Pilier du projet européen depuis sa naissance dans les années 1950, la relation franco-allemande a été plus ou moins fructueuse et plus ou moins chaleureuse au gré des leaders et des crises que les deux pays ont affrontées, ensemble ou séparément. « Tandem », « moteur », « couple », chaque dénomination correspond au degré de dynamisme ou de complicité qui anime cette relation, distinctive dans l’histoire contemporaine.
Aujourd’hui, le moteur est en panne à un second essential, et la relation présente tous les symptômes d’un couple en crise. Le problème dépasse largement les difficultés relationnelles entre le chancelier Olaf Scholz et le président Emmanuel Macron ; les deux hommes ont certes des tempéraments très différents, mais ce n’est pas la première fois que cela arrive dans la relation franco-allemande.
Le blocage actuel tient d’abord à la scenario créée en Europe par l’invasion à grande échelle de l’Ukraine par la Russie, le 24 février 2022. Le chancelier Scholz a aussitôt compris que cet événement signifiait un « changement d’époque », décrit dans un discours historique qu’il a prononcé trois jours plus tard devant le Bundestag. Il y a annoncé un sure nombre de mesures radicales. Mais il n’a peut-être pas anticipé l’ampleur des défis que ce changement d’époque allait imposer à son pays.
La coalition gouvernementale de trois partis (Parti social-démocrate, Verts, Parti libéral) que dirige M. Scholz a été formée à peine quelques mois avant la guerre, et le contrat de coalition sur lequel elle repose avait été élaboré dans un contexte tout à fait différent. L’affect économique, notamment, de la crise ukrainienne ébranle la coalition. Le paysage politique s’est considérablement fragmenté depuis deux ans, marqué par la montée du parti d’extrême droite AfD (Alternative für Deutschland), l’émergence de petits partis radicaux et l’affaiblissement des grands partis.

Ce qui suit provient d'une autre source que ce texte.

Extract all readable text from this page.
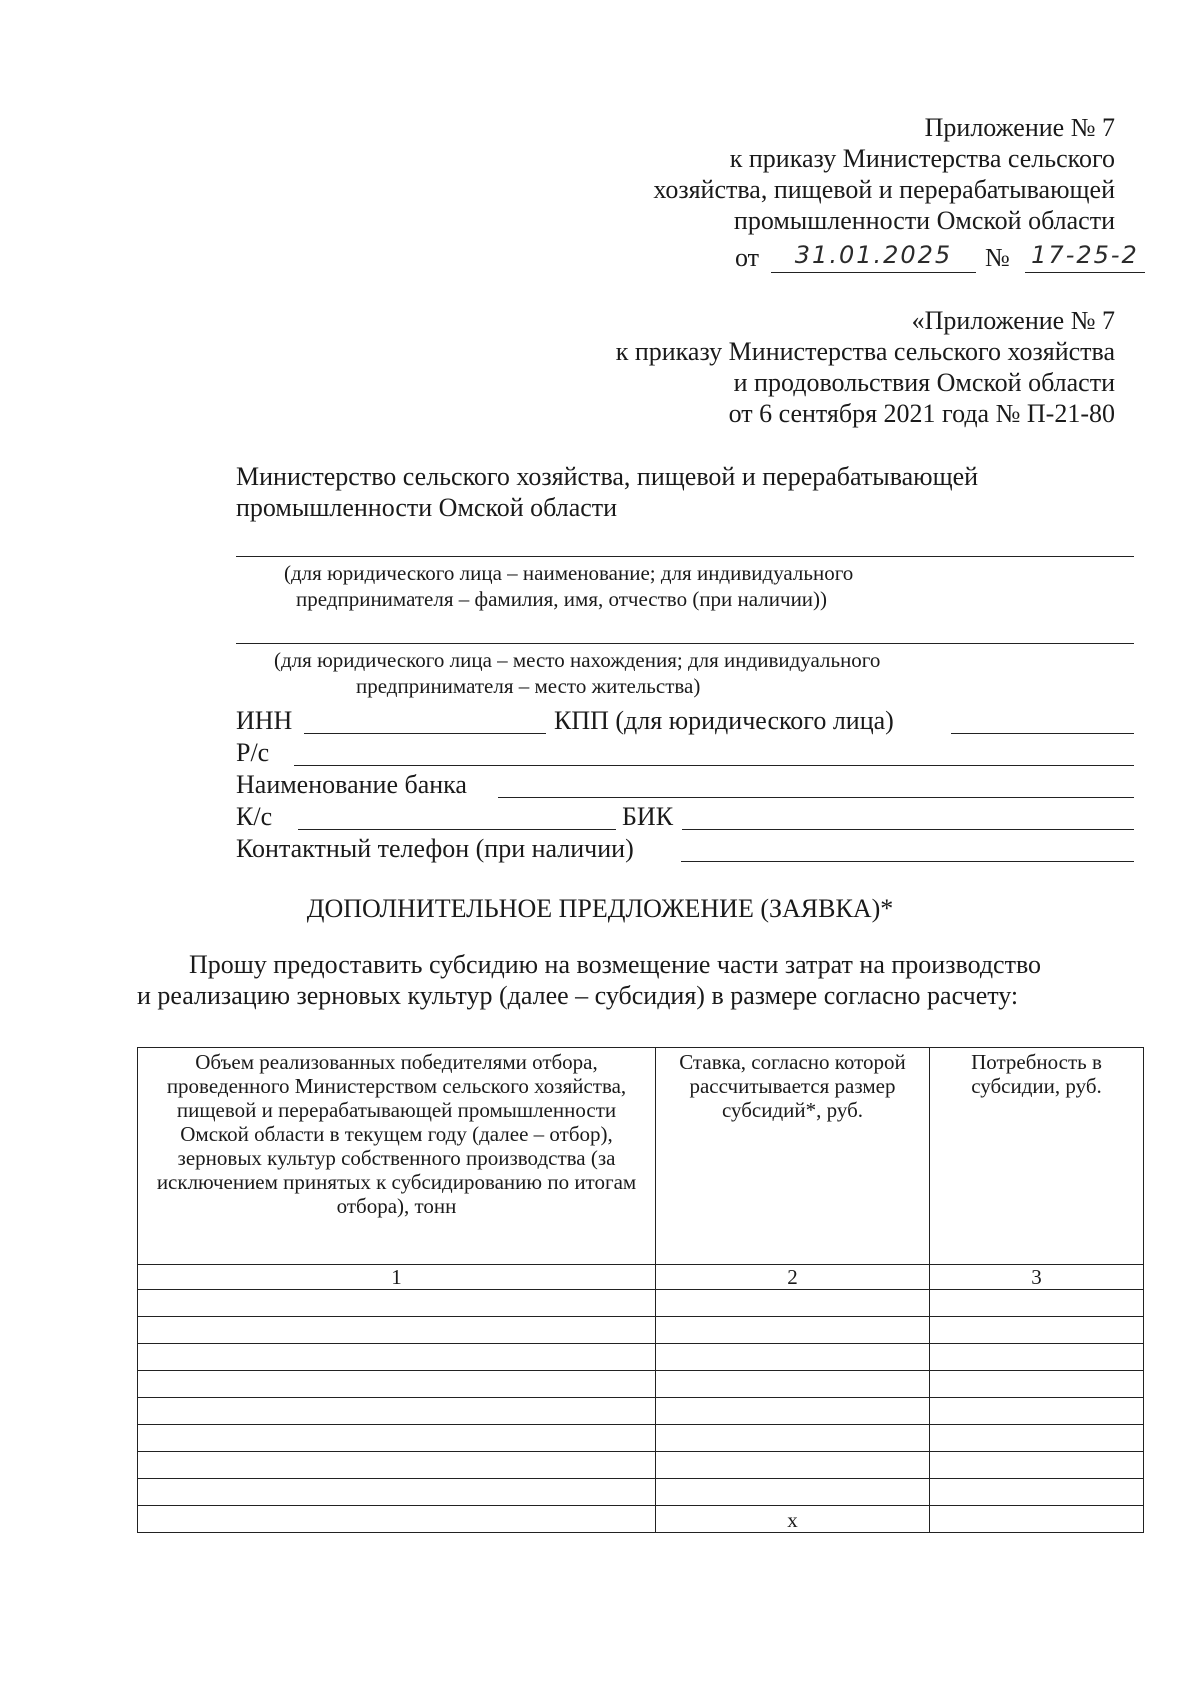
Приложение № 7
к приказу Министерства сельского
хозяйства, пищевой и перерабатывающей
промышленности Омской области
от	31.01.2025	№ 17-25-2
«Приложение № 7
к приказу Министерства сельского хозяйства
и продовольствия Омской области
от 6 сентября 2021 года № П-21-80
Министерство сельского хозяйства, пищевой и перерабатывающей
промышленности Омской области
(для юридического лица – наименование; для индивидуального
предпринимателя – фамилия, имя, отчество (при наличии))
(для юридического лица – место нахождения; для индивидуального
предпринимателя – место жительства)
ИНН	КПП (для юридического лица)
Р/с
Наименование банка
К/с	БИК
Контактный телефон (при наличии)
ДОПОЛНИТЕЛЬНОЕ ПРЕДЛОЖЕНИЕ (ЗАЯВКА)*
Прошу предоставить субсидию на возмещение части затрат на производство
и реализацию зерновых культур (далее – субсидия) в размере согласно расчету:
Объем реализованных победителями отбора, проведенного Министерством сельского хозяйства, пищевой и перерабатывающей промышленности Омской области в текущем году (далее – отбор), зерновых культур собственного производства (за исключением принятых к субсидированию по итогам отбора), тонн	Ставка, согласно которой рассчитывается размер субсидий*, руб.	Потребность в субсидии, руб.
1	2	3

	x	
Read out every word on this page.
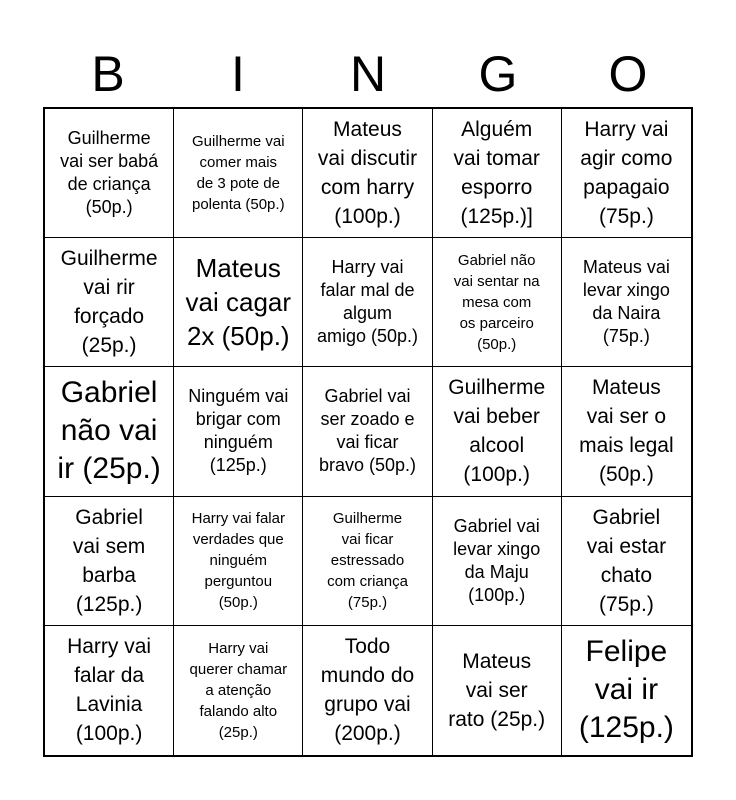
B	I	N	G	O
Guilherme
vai ser babá
de criança
(50p.)
Guilherme vai
comer mais
de 3 pote de
polenta (50p.)
Mateus
vai discutir
com harry
(100p.)
Alguém
vai tomar
esporro
(125p.)]
Harry vai
agir como
papagaio
(75p.)
Guilherme
vai rir
forçado
(25p.)
Mateus
vai cagar
2x (50p.)
Harry vai
falar mal de
algum
amigo (50p.)
Gabriel não
vai sentar na
mesa com
os parceiro
(50p.)
Mateus vai
levar xingo
da Naira
(75p.)
Gabriel
não vai
ir (25p.)
Ninguém vai
brigar com
ninguém
(125p.)
Gabriel vai
ser zoado e
vai ficar
bravo (50p.)
Guilherme
vai beber
alcool
(100p.)
Mateus
vai ser o
mais legal
(50p.)
Gabriel
vai sem
barba
(125p.)
Harry vai falar
verdades que
ninguém
perguntou
(50p.)
Guilherme
vai ficar
estressado
com criança
(75p.)
Gabriel vai
levar xingo
da Maju
(100p.)
Gabriel
vai estar
chato
(75p.)
Harry vai
falar da
Lavinia
(100p.)
Harry vai
querer chamar
a atenção
falando alto
(25p.)
Todo
mundo do
grupo vai
(200p.)
Mateus
vai ser
rato (25p.)
Felipe
vai ir
(125p.)
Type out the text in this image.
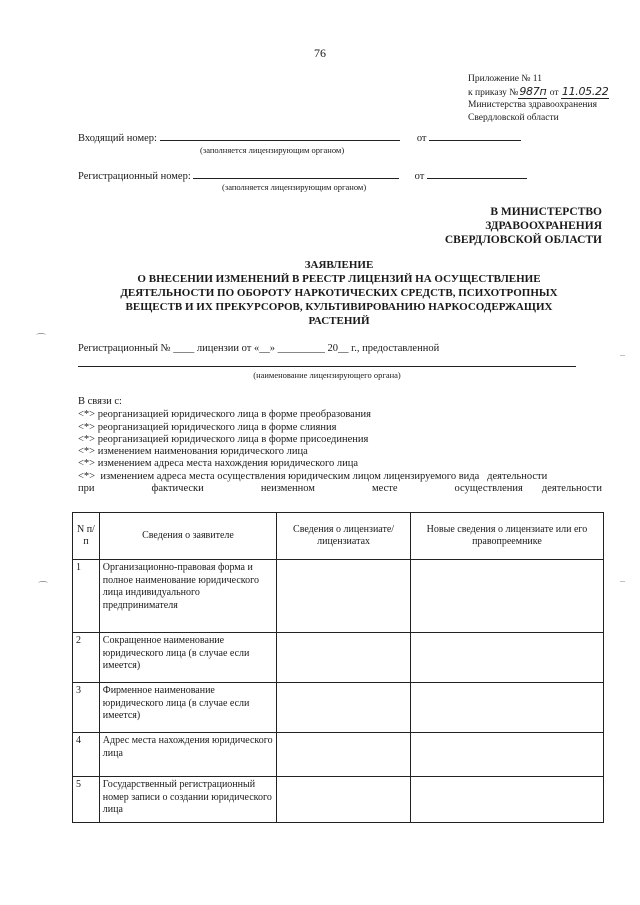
76
Приложение № 11
к приказу №987п от 11.05.22
Министерства здравоохранения
Свердловской области
Входящий номер:	от
(заполняется лицензирующим органом)
Регистрационный номер:	от
(заполняется лицензирующим органом)
В МИНИСТЕРСТВО
ЗДРАВООХРАНЕНИЯ
СВЕРДЛОВСКОЙ ОБЛАСТИ
ЗАЯВЛЕНИЕ
О ВНЕСЕНИИ ИЗМЕНЕНИЙ В РЕЕСТР ЛИЦЕНЗИЙ НА ОСУЩЕСТВЛЕНИЕ
ДЕЯТЕЛЬНОСТИ ПО ОБОРОТУ НАРКОТИЧЕСКИХ СРЕДСТВ, ПСИХОТРОПНЫХ
ВЕЩЕСТВ И ИХ ПРЕКУРСОРОВ, КУЛЬТИВИРОВАНИЮ НАРКОСОДЕРЖАЩИХ
РАСТЕНИЙ
Регистрационный № ____ лицензии от «__» _________ 20__ г., предоставленной
(наименование лицензирующего органа)
В связи с:
<*> реорганизацией юридического лица в форме преобразования
<*> реорганизацией юридического лица в форме слияния
<*> реорганизацией юридического лица в форме присоединения
<*> изменением наименования юридического лица
<*> изменением адреса места нахождения юридического лица
<*>  изменением адреса места осуществления юридическим лицом лицензируемого вида   деятельности
при   фактически   неизменном   месте   осуществления деятельности
N п/п	Сведения о заявителе	Сведения о лицензиате/лицензиатах	Новые сведения о лицензиате или его правопреемнике
1	Организационно-правовая форма и полное наименование юридического лица индивидуального предпринимателя		
2	Сокращенное наименование юридического лица (в случае если имеется)		
3	Фирменное наименование юридического лица (в случае если имеется)		
4	Адрес места нахождения юридического лица		
5	Государственный регистрационный номер записи о создании юридического лица		
⌒
⌒
–
–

Des cultures stratégiques différentes
L’assise politique intérieure du président Macron, privé de majorité au Parlement et lui aussi confronté à une dynamique d’extrême droite, n’est guère plus confortable, même si la nature du système politique français donne au président de la République davantage de marge que n’en a le chancelier. Assurer ensemble un management de l’Europe dans ces situations est donc difficile. Affronter l’épreuve d’une guerre dévastatrice menée par la Russie aux portes de l’Union européenne et de l’OTAN l’est encore plus.
L’unité de vues de M. Scholz et de M. Macron sur l’objectif, celui d’aider l’Ukraine à repousser l’agression de la Russie, n’est pas en doute. C’est sur les moyens d’y parvenir qu’ils s’opposent, de plus en plus ouvertement. Les partenaires européens de Berlin et de Paris observent avec un effarement croissant les échanges acerbes entre les deux leaders, publics ou lors de réunions, sur la comparaison des montants de livraisons d’armes à l’Ukraine, sur le débat sur l’envoi de soldats et sur la « lâcheté » des uns ou des autres.
La France et l’Allemagne ont une approche de la guerre et une tradition stratégique différentes. M. Scholz ne voit pas de salut de l’Europe hors de son ancrage avec les Etats-Unis, M. Macron prône la souveraineté européenne. Le poids de l’histoire est inévitable. Mais l’Europe ne pourra faire face aux défis d’un monde en plein bouleversement si le chancelier allemand et le chef de l’Etat français refusent de faire l’effort d’agir à l’unisson sur un sujet aussi existentiel que la guerre sur leur continent.